Figure 5 shows that in the model, there are fewer numbers of false positives for theft and non-theft cases than the true positives. This shows that the model has a very high level of efficiency and ability to differentiate between cases of electricity theft and non-theft. To further support the model, the visualization emphasizes the highly increased number of true positives and true negatives as compared to the low number of false positives and false negatives. This performance is important for practical uses so that any errors are kept to a minimum and as many correct identifications as possible are given for decision-making and resource allocation in preventing electricity theft. Table 7 shows the balanced data using voting teachnique.

Figure 5.

Theft and not-theft classes using voting method on balanced data.

Stacking results

The stacking ensemble model was evaluated on the balanced dataset described in Section “Results based on balanced data on voting and stacking techniques.” It achieved an overall accuracy of 94%, with precision, recall, and F1-score all reaching 94% or higher, as shown in Table 8.

Table 8.

Measures from stacking technique using balanced data.

Class	Precision	Recall	F1 score
Not-Theft (0)	0.94	0.95	0.94
Theft (1)	0.95	0.94	0.94
Average	0.94	0.94	0.94
Accuracy			0.94

As illustrated in Figure 6, the model demonstrates a high level of discrimination between theft and non-theft instances, with a notable reduction in false predictions. This supports the stacking ensemble's robustness in delivering balanced and reliable classification performance in electricity theft detection.

Figure 6.

Theft and not-theft classes using stacking method on balanced data.

Comparative analysis

In Figure 7, the confusion matrix representations have been derived and depicted for the voting and stacking ensemble methods tested on both balanced and imbalanced datasets. It is obvious from the results that stacking over the balanced data is higher than any other settings. Particularly, the confusion matrix of the stacking method with the balanced data presentation, further indicates more correctly predicted true-positive and true-negative instances in contrast to the other method. By comparing these two, the importance of balancing the dataset before using the stacking technique is evident, as it would help improve the precision and reliability of the model's prediction. It can be also seen from the above visualization that data preprocessing plays a crucial role in improving the model's outcome and it is quite clear that stacking and balanced data gave the best outcome.

Figure 7.

Confusion matrix for voting and stacking on imbalanced and balanced data.

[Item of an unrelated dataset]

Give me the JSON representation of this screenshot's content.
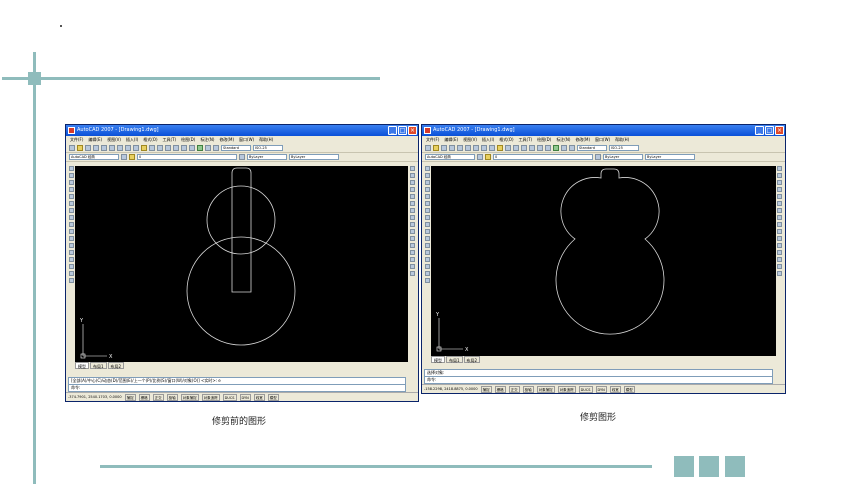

Error analysis (stacking on balanced data). For the best-performing configuration, the confusion-matrix counts are TN = 18,398; FP = 1015; FN = 1171; TP = 18,389 (Table 9). These counts align with the class-wise metrics in Table 8 (theft precision = 0.95, recall = 0.94, F1 = 0.94), and indicate a balanced error profile: false positives (unnecessary inspections) and false negatives (missed theft) are of comparable magnitude. In practical deployment, this balance is advantageous because operating thresholds can be selected according to local priorities (e.g. reducing FN to limit revenue loss versus reducing FP to limit field-visit costs) without materially degrading overall performance.

Table 9.

True and false prediction voting and stacking.

Model	True Not-Theft (0)	False Theft (1)	False Not-Theft (0)	True Theft (1)
Voting-imbalanced	7662	55	673	85
Voting-balanced	7082	715	336	7457
Stacking-imbalanced	19,204	134	1592	256
Stacking-balanced	18,398	1015	1171	18,389

Precision, recall and F1-score for all methods

Figure 8 illustrates the precision, recall, and F1-score for both voting and stacking techniques applied to balanced and imbalanced data. The graphs clearly show that stacking on balanced data achieves the highest values across all metrics, indicating that, in terms of precision, recall, and F1-score, stacking on balanced data provides the best performance. This underscores the advantage of using the stacking method with balanced datasets for optimal predictive accuracy and reliability.

Figure 8.

Precision, recall and F1-score for all models.

ROC curve

The receiver operating characteristic (ROC) curve illustrates the diagnostic ability of a binary classifier by plotting the true positive rate (sensitivity) against the false positive rate (1 − specificity) at various threshold settings. The area under the curve (AUC) quantifies this performance—an AUC of 1.0 represents a perfect classifier, while 0.5 indicates no better than random guessing (Fawcett, 2006).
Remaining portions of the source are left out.